Thanks for your re-evaluation! I may go back and listen a few times myself. I've been on a similar kick with "Merry Christmas Darling"-- I can't get enough of that :)
 
To me, this is THE quintessential Carpenters record; it’s got all their signature things that make their songs so Carpenteresque. That it almost cracked the top 10 a full two years after it was available as an album track on A Song For You (as well as released as a single by other artists in the meantime...) is a testament to it’s greatness. I always add this tune to my “Singles 1969-73” Amazon playlist, even though it was released as a single in 1974: it just fits that collection so well.
 
It is a terrific song and one of their most overlooked. Really it deserved to take the place of 'It's Going to Take Some Time' on The Singles 1969-1973 album as it's a much stronger song and should have been a single much earlier.

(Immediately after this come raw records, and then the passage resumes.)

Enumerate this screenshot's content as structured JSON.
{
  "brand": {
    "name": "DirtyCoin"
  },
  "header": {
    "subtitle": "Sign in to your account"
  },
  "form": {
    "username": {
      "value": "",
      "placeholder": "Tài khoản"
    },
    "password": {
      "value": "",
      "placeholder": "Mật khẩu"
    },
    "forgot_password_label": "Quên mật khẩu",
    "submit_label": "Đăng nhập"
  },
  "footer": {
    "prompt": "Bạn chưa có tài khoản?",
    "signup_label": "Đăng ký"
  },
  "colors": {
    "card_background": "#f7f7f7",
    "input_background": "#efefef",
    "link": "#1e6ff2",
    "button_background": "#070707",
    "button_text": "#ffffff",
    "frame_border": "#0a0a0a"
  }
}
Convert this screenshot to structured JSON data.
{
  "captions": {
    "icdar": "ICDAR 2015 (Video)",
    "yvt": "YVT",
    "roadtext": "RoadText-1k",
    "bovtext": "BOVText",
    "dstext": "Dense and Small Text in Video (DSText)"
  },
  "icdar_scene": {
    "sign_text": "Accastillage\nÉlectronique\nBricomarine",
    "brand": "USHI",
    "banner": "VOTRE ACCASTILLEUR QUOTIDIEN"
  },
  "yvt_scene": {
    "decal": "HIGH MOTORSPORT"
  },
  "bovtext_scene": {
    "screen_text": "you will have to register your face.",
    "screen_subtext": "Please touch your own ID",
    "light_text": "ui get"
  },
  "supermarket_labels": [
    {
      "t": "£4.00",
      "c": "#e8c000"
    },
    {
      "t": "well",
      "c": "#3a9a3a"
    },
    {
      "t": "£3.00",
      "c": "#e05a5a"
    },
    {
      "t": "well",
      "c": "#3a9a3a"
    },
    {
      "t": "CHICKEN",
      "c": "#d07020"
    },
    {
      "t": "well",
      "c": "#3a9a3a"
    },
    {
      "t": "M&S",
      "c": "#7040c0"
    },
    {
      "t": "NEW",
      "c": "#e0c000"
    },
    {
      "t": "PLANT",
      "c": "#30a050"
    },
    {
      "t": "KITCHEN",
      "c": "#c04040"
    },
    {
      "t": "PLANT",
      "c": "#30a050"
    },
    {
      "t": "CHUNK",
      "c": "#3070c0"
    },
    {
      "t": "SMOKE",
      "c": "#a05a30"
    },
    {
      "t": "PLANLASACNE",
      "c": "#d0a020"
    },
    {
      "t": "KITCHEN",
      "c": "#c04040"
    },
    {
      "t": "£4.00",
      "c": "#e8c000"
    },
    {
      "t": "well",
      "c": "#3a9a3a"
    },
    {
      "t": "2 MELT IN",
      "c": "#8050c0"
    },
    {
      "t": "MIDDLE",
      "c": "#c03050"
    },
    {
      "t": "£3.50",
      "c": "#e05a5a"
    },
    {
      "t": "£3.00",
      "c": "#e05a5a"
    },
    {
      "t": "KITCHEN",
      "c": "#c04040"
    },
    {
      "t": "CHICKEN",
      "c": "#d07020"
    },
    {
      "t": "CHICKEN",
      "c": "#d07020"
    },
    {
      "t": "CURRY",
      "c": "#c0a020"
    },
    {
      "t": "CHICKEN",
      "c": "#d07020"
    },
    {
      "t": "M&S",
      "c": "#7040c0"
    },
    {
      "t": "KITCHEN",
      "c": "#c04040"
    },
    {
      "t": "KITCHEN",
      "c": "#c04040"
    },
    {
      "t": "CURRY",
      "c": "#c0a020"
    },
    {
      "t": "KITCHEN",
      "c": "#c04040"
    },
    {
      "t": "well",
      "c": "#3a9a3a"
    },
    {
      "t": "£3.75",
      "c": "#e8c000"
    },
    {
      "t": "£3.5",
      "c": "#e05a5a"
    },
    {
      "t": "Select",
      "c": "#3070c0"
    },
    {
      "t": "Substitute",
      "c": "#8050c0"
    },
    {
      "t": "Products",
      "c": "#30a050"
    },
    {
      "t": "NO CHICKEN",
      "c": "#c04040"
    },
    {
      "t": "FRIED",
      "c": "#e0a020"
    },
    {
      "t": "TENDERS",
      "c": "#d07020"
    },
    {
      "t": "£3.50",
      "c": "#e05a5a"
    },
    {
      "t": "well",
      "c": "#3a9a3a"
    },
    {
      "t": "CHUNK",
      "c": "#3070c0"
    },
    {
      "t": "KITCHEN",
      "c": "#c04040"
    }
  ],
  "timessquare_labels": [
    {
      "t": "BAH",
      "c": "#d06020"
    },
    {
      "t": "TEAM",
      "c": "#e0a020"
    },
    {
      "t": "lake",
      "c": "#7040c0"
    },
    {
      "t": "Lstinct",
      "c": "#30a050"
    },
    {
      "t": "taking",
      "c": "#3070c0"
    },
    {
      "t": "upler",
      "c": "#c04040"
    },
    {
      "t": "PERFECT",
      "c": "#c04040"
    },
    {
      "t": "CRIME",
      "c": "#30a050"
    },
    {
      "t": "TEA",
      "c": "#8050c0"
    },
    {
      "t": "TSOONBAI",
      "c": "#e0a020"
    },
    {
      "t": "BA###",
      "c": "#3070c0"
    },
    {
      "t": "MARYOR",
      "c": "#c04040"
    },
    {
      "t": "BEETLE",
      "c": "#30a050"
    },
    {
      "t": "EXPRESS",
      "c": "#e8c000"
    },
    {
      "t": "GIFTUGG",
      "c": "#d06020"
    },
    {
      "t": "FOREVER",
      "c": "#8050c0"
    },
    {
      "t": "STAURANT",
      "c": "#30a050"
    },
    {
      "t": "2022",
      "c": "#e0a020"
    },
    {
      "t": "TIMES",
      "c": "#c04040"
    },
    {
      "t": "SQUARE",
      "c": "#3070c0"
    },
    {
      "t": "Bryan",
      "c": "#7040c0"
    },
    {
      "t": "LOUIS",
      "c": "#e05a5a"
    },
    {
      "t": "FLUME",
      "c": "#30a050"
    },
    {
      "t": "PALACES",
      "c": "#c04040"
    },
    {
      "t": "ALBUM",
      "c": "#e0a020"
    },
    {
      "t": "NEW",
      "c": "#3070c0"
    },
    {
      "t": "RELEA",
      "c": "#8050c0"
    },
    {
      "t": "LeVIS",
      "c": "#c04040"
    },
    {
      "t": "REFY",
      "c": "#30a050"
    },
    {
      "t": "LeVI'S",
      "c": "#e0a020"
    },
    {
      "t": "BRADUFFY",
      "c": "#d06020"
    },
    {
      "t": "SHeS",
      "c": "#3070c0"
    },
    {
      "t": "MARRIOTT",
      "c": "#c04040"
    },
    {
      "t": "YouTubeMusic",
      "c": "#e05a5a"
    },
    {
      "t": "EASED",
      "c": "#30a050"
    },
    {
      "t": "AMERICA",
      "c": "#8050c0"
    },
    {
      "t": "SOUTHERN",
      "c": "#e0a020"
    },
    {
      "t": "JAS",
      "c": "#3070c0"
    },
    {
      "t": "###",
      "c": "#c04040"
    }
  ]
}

I have only two caveats to my appreciation - the first is that I reckon the chorus would have been even more effective if they hadn't doubled Karen's vocals on it, and the second is that the 1974 single remix, which to my ears is far superior to the original album version and the watered-down later remixes of 1991, has not been used on many compliations, which is a shame as the other versions don't quite hit the mark in the same way.
 
I have only two caveats to my appreciation - the first is that I reckon the chorus would have been even more effective if they hadn't doubled Karen's vocals on it, and the second is that the 1974 single remix, which to my ears is far superior to the original album version and the watered-down later remixes of 1991, has not been used on many compliations, which is a shame as the other versions don't quite hit the mark in the same way.

The thing that really annoys me about this song is that it’s been remixed to death and it’s always the remixes that seem to be featured on the compilations. None of them beat the single mix that has the extra guitars in the chorus. I don’t know why Richard didn’t just stop at that. After Karen’s death, he had too much time on his hands and this song shouldn’t have been revisited over and over again for remixes.
 
The thing that really annoys me about this song is that it’s been remixed to death and it’s always the remixes that seem to be featured on the compilations. None of them beat the single mix that has the extra guitars in the chorus. I don’t know why Richard didn’t just stop at that. After Karen’s death, he had too much time on his hands and this song shouldn’t have been revisited over and over again for remixes.

Absolutely. They did start to over-use Tony Peluso's guitar breaks on some songs from Horizon onwards, but on the single remix of 'I Won't Last a Day Without You', it provides that essential extra punch to give the song a bit more impact. On the 1991 remix, the guitar's been toned down so much that it's barely audible, and the song is all the worse for it.